Updating two sets of parameters using two optimizers FAILS

I’m trying to train a model under two different loss functions using two optimizers; where the first updates the whole model’s parameters and the other updates only the decoder. The following is a simple code to explain what I mean:

opt1 = Adam(model.parameters())
opt2 = Adam(model.decoder.parameters())

opt1.step()
opt2.step()

The problem is when the model is initialized, I see the following error:

RuntimeError: Expected to mark a variable ready only once. This error is caused by one of the following reasons:

1) Use of a module parameter outside the `forward` function.
Please make sure model parameters are not shared across multiple concurrent
forward-backward passes. or try to use _set_static_graph() as
a workaround if this module graph does not change during training loop.

2) Reused parameters in multiple reentrant backward passes.
For example, if you use multiple `checkpoint` functions to wrap the same part of your model,
it would result in the same set of parameters been used by different reentrant backward passes
multiple times, and hence marking a variable ready multiple times.
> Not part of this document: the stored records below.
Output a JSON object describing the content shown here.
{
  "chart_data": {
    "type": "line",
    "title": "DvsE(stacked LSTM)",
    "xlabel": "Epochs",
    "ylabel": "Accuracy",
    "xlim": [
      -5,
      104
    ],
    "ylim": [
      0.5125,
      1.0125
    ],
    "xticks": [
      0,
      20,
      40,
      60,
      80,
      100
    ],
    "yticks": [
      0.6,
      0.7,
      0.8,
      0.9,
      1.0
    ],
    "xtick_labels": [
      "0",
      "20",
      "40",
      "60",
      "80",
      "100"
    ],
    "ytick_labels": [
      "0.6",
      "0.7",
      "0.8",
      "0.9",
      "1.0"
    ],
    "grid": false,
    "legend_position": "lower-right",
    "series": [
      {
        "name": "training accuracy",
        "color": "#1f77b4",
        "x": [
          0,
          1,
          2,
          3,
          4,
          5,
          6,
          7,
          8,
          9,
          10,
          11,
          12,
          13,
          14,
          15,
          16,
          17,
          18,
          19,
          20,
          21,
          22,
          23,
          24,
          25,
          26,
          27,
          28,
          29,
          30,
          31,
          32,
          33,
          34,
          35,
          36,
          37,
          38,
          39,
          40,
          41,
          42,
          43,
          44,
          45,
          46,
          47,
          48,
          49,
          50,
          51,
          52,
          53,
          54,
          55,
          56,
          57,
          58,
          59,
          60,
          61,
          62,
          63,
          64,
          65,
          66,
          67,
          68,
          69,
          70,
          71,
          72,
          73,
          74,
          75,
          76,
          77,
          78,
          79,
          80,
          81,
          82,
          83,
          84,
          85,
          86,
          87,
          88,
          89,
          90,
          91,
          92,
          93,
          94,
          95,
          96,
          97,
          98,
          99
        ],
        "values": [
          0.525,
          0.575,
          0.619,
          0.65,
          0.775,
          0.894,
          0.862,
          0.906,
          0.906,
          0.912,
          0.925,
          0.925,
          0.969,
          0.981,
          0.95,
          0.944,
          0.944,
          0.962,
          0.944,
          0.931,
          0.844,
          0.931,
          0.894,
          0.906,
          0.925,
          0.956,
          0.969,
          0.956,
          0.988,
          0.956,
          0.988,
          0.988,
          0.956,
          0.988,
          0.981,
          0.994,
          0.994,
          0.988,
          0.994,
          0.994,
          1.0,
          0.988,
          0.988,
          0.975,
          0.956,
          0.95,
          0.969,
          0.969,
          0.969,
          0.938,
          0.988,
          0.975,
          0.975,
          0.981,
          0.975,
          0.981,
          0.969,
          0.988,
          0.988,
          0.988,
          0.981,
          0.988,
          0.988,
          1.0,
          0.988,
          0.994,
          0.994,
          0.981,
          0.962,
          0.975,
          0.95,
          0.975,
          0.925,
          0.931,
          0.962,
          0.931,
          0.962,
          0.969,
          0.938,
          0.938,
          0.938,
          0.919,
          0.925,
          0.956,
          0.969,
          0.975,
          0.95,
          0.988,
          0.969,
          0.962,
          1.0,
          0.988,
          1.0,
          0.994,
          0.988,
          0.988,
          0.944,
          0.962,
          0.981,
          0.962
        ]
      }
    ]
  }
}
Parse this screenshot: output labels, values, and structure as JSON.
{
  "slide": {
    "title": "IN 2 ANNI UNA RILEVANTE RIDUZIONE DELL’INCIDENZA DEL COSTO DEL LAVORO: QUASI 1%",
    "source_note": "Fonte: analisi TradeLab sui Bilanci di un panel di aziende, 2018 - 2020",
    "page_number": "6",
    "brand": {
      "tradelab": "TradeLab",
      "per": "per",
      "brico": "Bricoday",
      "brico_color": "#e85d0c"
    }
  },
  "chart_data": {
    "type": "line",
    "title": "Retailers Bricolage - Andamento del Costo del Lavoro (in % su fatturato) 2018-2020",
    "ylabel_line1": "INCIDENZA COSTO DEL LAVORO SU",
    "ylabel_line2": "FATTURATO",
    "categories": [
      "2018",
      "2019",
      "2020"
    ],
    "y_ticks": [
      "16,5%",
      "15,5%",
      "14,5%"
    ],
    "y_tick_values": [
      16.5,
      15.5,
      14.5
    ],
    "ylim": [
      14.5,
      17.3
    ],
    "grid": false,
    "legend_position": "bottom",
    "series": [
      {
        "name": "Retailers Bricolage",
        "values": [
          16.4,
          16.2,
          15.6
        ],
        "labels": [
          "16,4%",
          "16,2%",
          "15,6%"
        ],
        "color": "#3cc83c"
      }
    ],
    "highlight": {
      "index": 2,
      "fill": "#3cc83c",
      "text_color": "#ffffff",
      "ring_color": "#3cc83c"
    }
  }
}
DDP does not support such use
cases in default. You can try to use _set_static_graph() as a workaround
if your module graph does not change over iterations.
Parameter at index 95 has been marked as ready twice. This means that multiple autograd engine 
hooks have fired for this particular parameter during this iteration. You can set the environment variable
TORCH_DISTRIBUTED_DEBUG to either INFO or DETAIL to print parameter names for further
debugging.

I know this is because the decoder.parameters() were used twice. I don’t know how to fix this error.

Any help is very much appreciated

Are you trying to have a larger effective learning rate for the decoder of your model? In that case multiple param groups would be more suitable?

opt = Adam([{'params' : model.encoder.parameters(), 'lr' : encoder_lr}, {'params' : model.decoder.parameters(), 'lr' : decoder_lr}])

No, I’m using two optimizers to update two sets of parameters based on two different loss functions.

Why is summing the two losses and using a single optimizer not an option here?

I want to update the (encoder+decoder) parameters based on the first loss… and update the (decoder) parameters based on the second loss. Can I do that using one optimizer?

Hey @Anwarvic will it work if you manually exclude decoder parameters from the first optimizer? Sth like

decoder_param_ids = [id(p) for p in decoder.parameters()]

opt1 = Adam([p for p in model.parameters() if id(p) not in decoder_param_ids])
opt2 = Adam(decoder.parameters())

Thank you for your answer. But in your code, opt1 has only the parameters of the encoder while opt2 has the parameter of the decoder. In my use case, I need opt1 to have all (encoder + decoder) parameters.

I should have added this to my question, but my code works just fine on CPUs. The problem occurs when I use multiple GPUs.

Yes, I have finally made it work thanks to God.

The problem was in using two optimizers. I don’t know why though. However, the reason behind using them is to update two sets of parameters separately. And this can be done using just one optimizer. Here is what I did:

First, I created two loss functions:

criterion = Criterion()
decoder_criterion = AnotherCriterion()

Then, I created one optmizer that monitors the whole model parameters:

opt = Optim(model.parameters())

Then, you can get the two losses separately like so:

model_loss = criterion(model_output, model_target)
decoder_loss = decoder_criterion(decoder_output, decoder_target)

Finally, you can perform the backward propagation over the two-loss functions at the same time like so:

loss = model_loss + decoder_loss
loss.backward()
opt.step()

This is how I fixed my problem. The following is a few more details in case you were interested:

  1. loss.backward(): all it does is to calculate the gradient of all parameters that were used in the loss's forward() method that has require_grad=True. Given a parameter x, this method saves its gradient wrt the loss inside the x.grad variable.
  2. opt.step(): all it does is to update these parameters using the gradient.
  3. When you use (loss1 + loss2).backward(): this performs the backward() over loss1 and loss2 separately and accumulate the gradient. You don’t have to worry.

This is what I learned so far. Please, don’t hesitate to correct me if I’m wrong.